Factorials are fundamental when calculating permutations and combinations because they represent the total number of ways to arrange a set number of items. In the context of our exercise, \( 20! \) is used to find the total possible arrangements of 20 children, depicting how crucial the concept of factorial is in determining probabilities.

Permutations relate to the arrangement of objects in a specific order. When we find permutations, the order in which we place the items is significant. This concept is vital in probability when each sequence or arrangement is distinct.

A permutation is represented using factorials. For a group of \( n \) items, the number of permutations is \( n! \). If you have a subset of items, say \( r \) items from \( n \), the permutation is calculated as \( \frac{n!}{(n-r)!} \).

In our exercise, we calculate permutations to determine the ways boys and girls can be arranged separately, which involves \( 8! \) for boys and \( 12! \) for girls. Each group must be ordered internally before being considered together, underscoring the importance of permutations.

Arrangements describe how items can be placed in an orderly sequence. Similar to permutations, arrangements also consider the position of each item. However, arrangements might refer to scenarios where some elements have conditions or restrictions on their positioning. In the exercise, the arrangement of boys at one end and girls at the other illustrates a specific constraint-dependent arrangement.

• First, arrange all boys together and all girls together.
• Next, consider two positional options: boys on the left and girls on the right, or vice versa.

By exploring these options, the arrangements become restricted rather than general, demonstrating how specific conditions alter the concept of arrangement in combinatorial problems.
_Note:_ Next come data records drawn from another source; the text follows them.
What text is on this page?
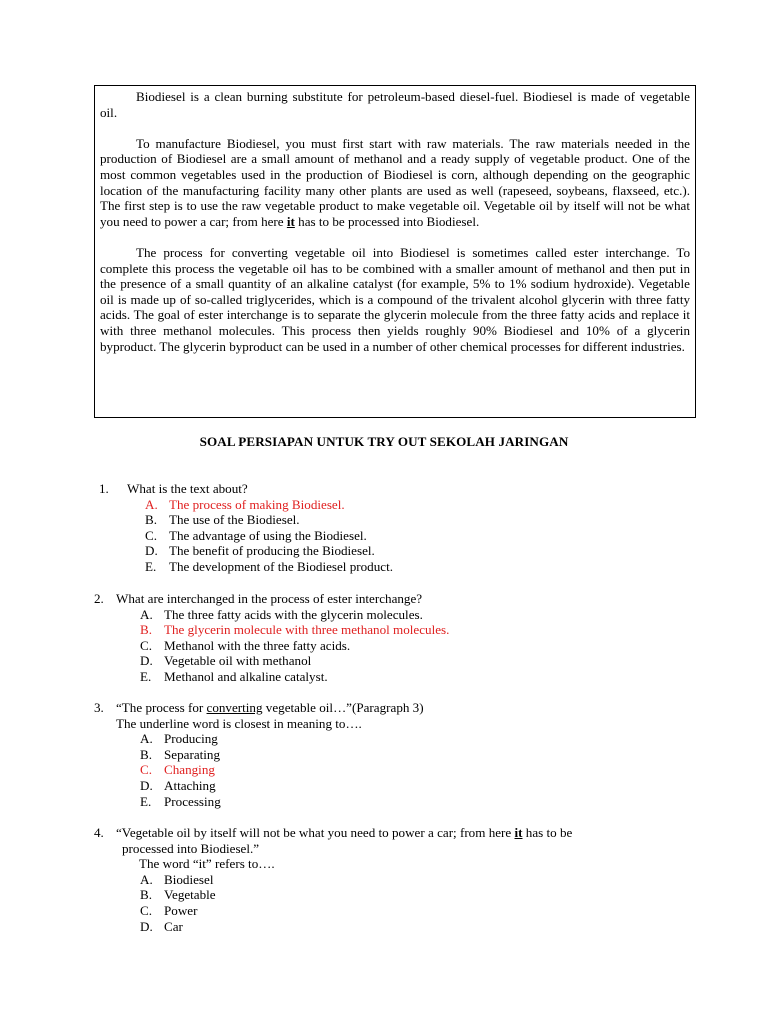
Biodiesel is a clean burning substitute for petroleum-based diesel-fuel. Biodiesel is made of vegetable oil.

To manufacture Biodiesel, you must first start with raw materials. The raw materials needed in the production of Biodiesel are a small amount of methanol and a ready supply of vegetable product. One of the most common vegetables used in the production of Biodiesel is corn, although depending on the geographic location of the manufacturing facility many other plants are used as well (rapeseed, soybeans, flaxseed, etc.). The first step is to use the raw vegetable product to make vegetable oil. Vegetable oil by itself will not be what you need to power a car; from here it has to be processed into Biodiesel.

The process for converting vegetable oil into Biodiesel is sometimes called ester interchange. To complete this process the vegetable oil has to be combined with a smaller amount of methanol and then put in the presence of a small quantity of an alkaline catalyst (for example, 5% to 1% sodium hydroxide). Vegetable oil is made up of so-called triglycerides, which is a compound of the trivalent alcohol glycerin with three fatty acids. The goal of ester interchange is to separate the glycerin molecule from the three fatty acids and replace it with three methanol molecules. This process then yields roughly 90% Biodiesel and 10% of a glycerin byproduct. The glycerin byproduct can be used in a number of other chemical processes for different industries.

SOAL PERSIAPAN UNTUK TRY OUT SEKOLAH JARINGAN
1.	What is the text about?
A. The process of making Biodiesel.
B. The use of the Biodiesel.
C. The advantage of using the Biodiesel.
D. The benefit of producing the Biodiesel.
E. The development of the Biodiesel product.
2. What are interchanged in the process of ester interchange?
A. The three fatty acids with the glycerin molecules.
B. The glycerin molecule with three methanol molecules.
C. Methanol with the three fatty acids.
D. Vegetable oil with methanol
E. Methanol and alkaline catalyst.
3. “The process for converting vegetable oil…”(Paragraph 3)
The underline word is closest in meaning to….
A. Producing
B. Separating
C. Changing
D. Attaching
E. Processing
4. “Vegetable oil by itself will not be what you need to power a car; from here it has to be
processed into Biodiesel.”
The word “it” refers to….
A. Biodiesel
B. Vegetable
C. Power
D. Car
Combinatorics is the field of mathematics that studies the counting, arrangement, and combination of elements within a set. It provides the tools to calculate probability, arrange sequences, and examine how different choices can be made.
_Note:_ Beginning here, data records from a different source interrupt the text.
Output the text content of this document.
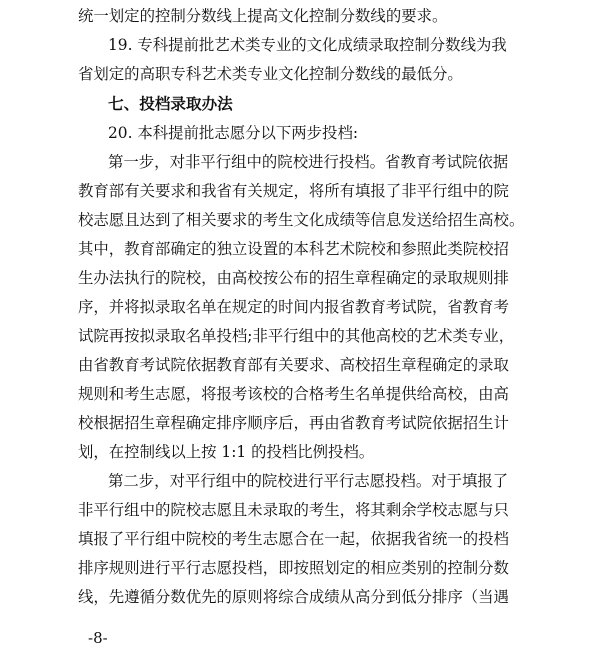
统一划定的控制分数线上提高文化控制分数线的要求。
19. 专科提前批艺术类专业的文化成绩录取控制分数线为我
省划定的高职专科艺术类专业文化控制分数线的最低分。
七、投档录取办法
20. 本科提前批志愿分以下两步投档:
第一步，对非平行组中的院校进行投档。省教育考试院依据
教育部有关要求和我省有关规定，将所有填报了非平行组中的院
校志愿且达到了相关要求的考生文化成绩等信息发送给招生高校。
其中，教育部确定的独立设置的本科艺术院校和参照此类院校招
生办法执行的院校，由高校按公布的招生章程确定的录取规则排
序，并将拟录取名单在规定的时间内报省教育考试院，省教育考
试院再按拟录取名单投档;非平行组中的其他高校的艺术类专业，
由省教育考试院依据教育部有关要求、高校招生章程确定的录取
规则和考生志愿，将报考该校的合格考生名单提供给高校，由高
校根据招生章程确定排序顺序后，再由省教育考试院依据招生计
划，在控制线以上按 1:1 的投档比例投档。
第二步，对平行组中的院校进行平行志愿投档。对于填报了
非平行组中的院校志愿且未录取的考生，将其剩余学校志愿与只
填报了平行组中院校的考生志愿合在一起，依据我省统一的投档
排序规则进行平行志愿投档，即按照划定的相应类别的控制分数
线，先遵循分数优先的原则将综合成绩从高分到低分排序（当遇
-8-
Key components in combinatorics include:

• Factorials: Used to find the number of ways elements can be arranged.
• Permutations: Determine sequences where order matters.
• Combinations: Calculate groupings where order is not important.

In our problem, combinatorics helps us understand the total number of possible arrangements of the children and the specific arrangements where gender groupings are placed at opposite ends. Remember, combinatorics, through its various principles, underpins much of probability theory, offering clarity on how scenarios are configured and analyzed.